If you missed my first two posts on how to let go of certain things in your classroom, check how to put the rule creation process into your students' hands and get your students labeling materials and spaces in your room.
Today is the last tip I have in giving up some of your control in your room and it is perhaps one of the most powerful ones.Oh I'm so guilty of doing this. I sit on my little low swirly chair and just start talking... and talking... and talking... and I feel myself just getting more frustrated and sad. And then I'm always thinking, "Hmmm how do I segue out of this and back to our content? This is a little awkward..."
And I can hear my students thinking, "I wonder what I'll play with at recess..."
"I can't wait for brunch for lunch... it's my favorite lunch option."
"Is Mrs. O still talking?"
We use grand conversations for literature discussions and our class meetings often. Quick run-down:
Grand conversations are when I pose a thought, a question, or a problem for the group. Then, the students carry on the conversation. They use our accountable talking stems to keep conversation going. I stay out of it for the most part. I listen and take notes on the content of the conversation and who is participating. There's no hand-raising to talk; you simply just "play the field" and share. Students learn how to let other share their idea first politely if 2 people talk at once. Students who aren't participating or are struggling to jump in, well, I have devised different ways to get them involved:
- Use talking chips or counters to offer a bit of control on how often each student can speak
- Have students pause and turn and talk with a neighbor near by (this allows everyone to share an idea even if it isn't whole group)
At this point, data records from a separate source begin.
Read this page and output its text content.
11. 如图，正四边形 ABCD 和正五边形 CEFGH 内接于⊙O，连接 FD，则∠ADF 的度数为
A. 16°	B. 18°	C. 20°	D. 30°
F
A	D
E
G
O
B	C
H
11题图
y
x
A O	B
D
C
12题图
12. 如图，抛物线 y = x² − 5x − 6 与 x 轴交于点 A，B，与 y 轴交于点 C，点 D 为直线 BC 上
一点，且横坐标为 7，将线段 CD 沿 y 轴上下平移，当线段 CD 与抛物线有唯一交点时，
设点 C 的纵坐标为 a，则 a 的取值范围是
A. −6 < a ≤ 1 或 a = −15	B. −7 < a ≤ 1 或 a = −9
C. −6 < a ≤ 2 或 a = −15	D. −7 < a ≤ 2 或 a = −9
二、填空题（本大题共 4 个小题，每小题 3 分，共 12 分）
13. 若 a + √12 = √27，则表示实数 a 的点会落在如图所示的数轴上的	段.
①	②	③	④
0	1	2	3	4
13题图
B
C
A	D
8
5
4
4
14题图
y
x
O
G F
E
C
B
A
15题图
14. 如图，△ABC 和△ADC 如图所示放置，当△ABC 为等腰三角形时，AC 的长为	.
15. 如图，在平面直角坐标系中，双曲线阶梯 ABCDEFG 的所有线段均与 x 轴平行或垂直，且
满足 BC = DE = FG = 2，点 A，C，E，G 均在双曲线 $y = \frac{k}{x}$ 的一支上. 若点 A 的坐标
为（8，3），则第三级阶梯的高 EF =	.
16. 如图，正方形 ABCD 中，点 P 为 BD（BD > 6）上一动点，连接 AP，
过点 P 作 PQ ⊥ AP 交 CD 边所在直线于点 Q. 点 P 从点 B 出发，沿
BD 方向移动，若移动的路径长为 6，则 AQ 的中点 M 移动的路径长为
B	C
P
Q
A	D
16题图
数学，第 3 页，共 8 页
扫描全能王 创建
- "Mute" my active voices for a time to let my listening voices have time to chime in
- Play "ghost" and whisper encouragement in my listening voices ears
Let's show an example:
One day, I went down to the lunch room to hear the entire 3rd grade class getting scolded for their rowdy behavior by our lunch staff. Not a proud moment.
We got in our line and went upstairs to our room. Instead of getting into our groove for math, we needed to have a class meeting about this. I simply said, "Gather for a class meeting." They come and sit in a circle. And I quickly type the problem/talking point on the Smartboard (I do this so that students can see it often during the conversation).
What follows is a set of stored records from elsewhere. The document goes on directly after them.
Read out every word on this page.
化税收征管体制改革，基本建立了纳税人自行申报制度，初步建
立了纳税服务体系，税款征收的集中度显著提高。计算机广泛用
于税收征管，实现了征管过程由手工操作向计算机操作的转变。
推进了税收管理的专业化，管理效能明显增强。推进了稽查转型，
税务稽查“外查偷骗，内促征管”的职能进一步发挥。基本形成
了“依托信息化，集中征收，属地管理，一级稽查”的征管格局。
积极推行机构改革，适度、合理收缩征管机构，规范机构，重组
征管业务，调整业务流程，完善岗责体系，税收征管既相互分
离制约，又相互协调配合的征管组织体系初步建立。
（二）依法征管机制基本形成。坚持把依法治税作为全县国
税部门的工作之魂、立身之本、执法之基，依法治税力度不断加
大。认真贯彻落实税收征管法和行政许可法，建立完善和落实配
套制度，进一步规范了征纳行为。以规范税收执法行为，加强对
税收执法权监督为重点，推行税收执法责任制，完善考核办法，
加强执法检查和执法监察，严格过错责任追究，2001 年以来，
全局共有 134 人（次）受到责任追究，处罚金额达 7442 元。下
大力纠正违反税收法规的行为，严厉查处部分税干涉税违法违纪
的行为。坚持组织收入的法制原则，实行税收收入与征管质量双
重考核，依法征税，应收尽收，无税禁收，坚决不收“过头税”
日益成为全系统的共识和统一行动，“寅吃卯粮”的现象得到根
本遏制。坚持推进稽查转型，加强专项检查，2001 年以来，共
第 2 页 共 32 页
For this one, we started with this talking point: What was our behavior in the lunchroom and why is it a problem?
We have some ground rules:
After students shared about this, I might move to the next talking point: How can we fix it this time and prevent it for next time?
Same rules apply.
When we are done, I do a recap out loud (based on my notes). This might take anywhere from 5-10 minutes, depending on how long you want it to go. We can then ease back into our work and I don't feel like I'm going through major mood swings and students are actively engaged. Plus- it's real life. When we have a problem, we need to address it and we need to work on fixing it and preventing it. 8 year olds are smart. They now more times than not right from wrong. But they make mistakes and instead of me drowning on about it, this let's them learn from it and show me and themselves they are capable of problem solving.
Again, does it take time away from content. Yes. Yes it does. But it also is teaching valuable life skills (problem solving, conversation skills, building character) which is JUST as important (if not more) in authentic ways.
If you are thinking of doing a cannon ball into letting go or just sticking your pinky toe in the water, I strongly encourage you to find SOMETHING to try to pass the control over to your students. Coming from a super control freak, it really makes a different! And I realize when I do it, how proud of them I am for how they are growing and becoming independent.
I'm still trying to let go of many things... we'll see what other things I try this year! What are you thinking of trying??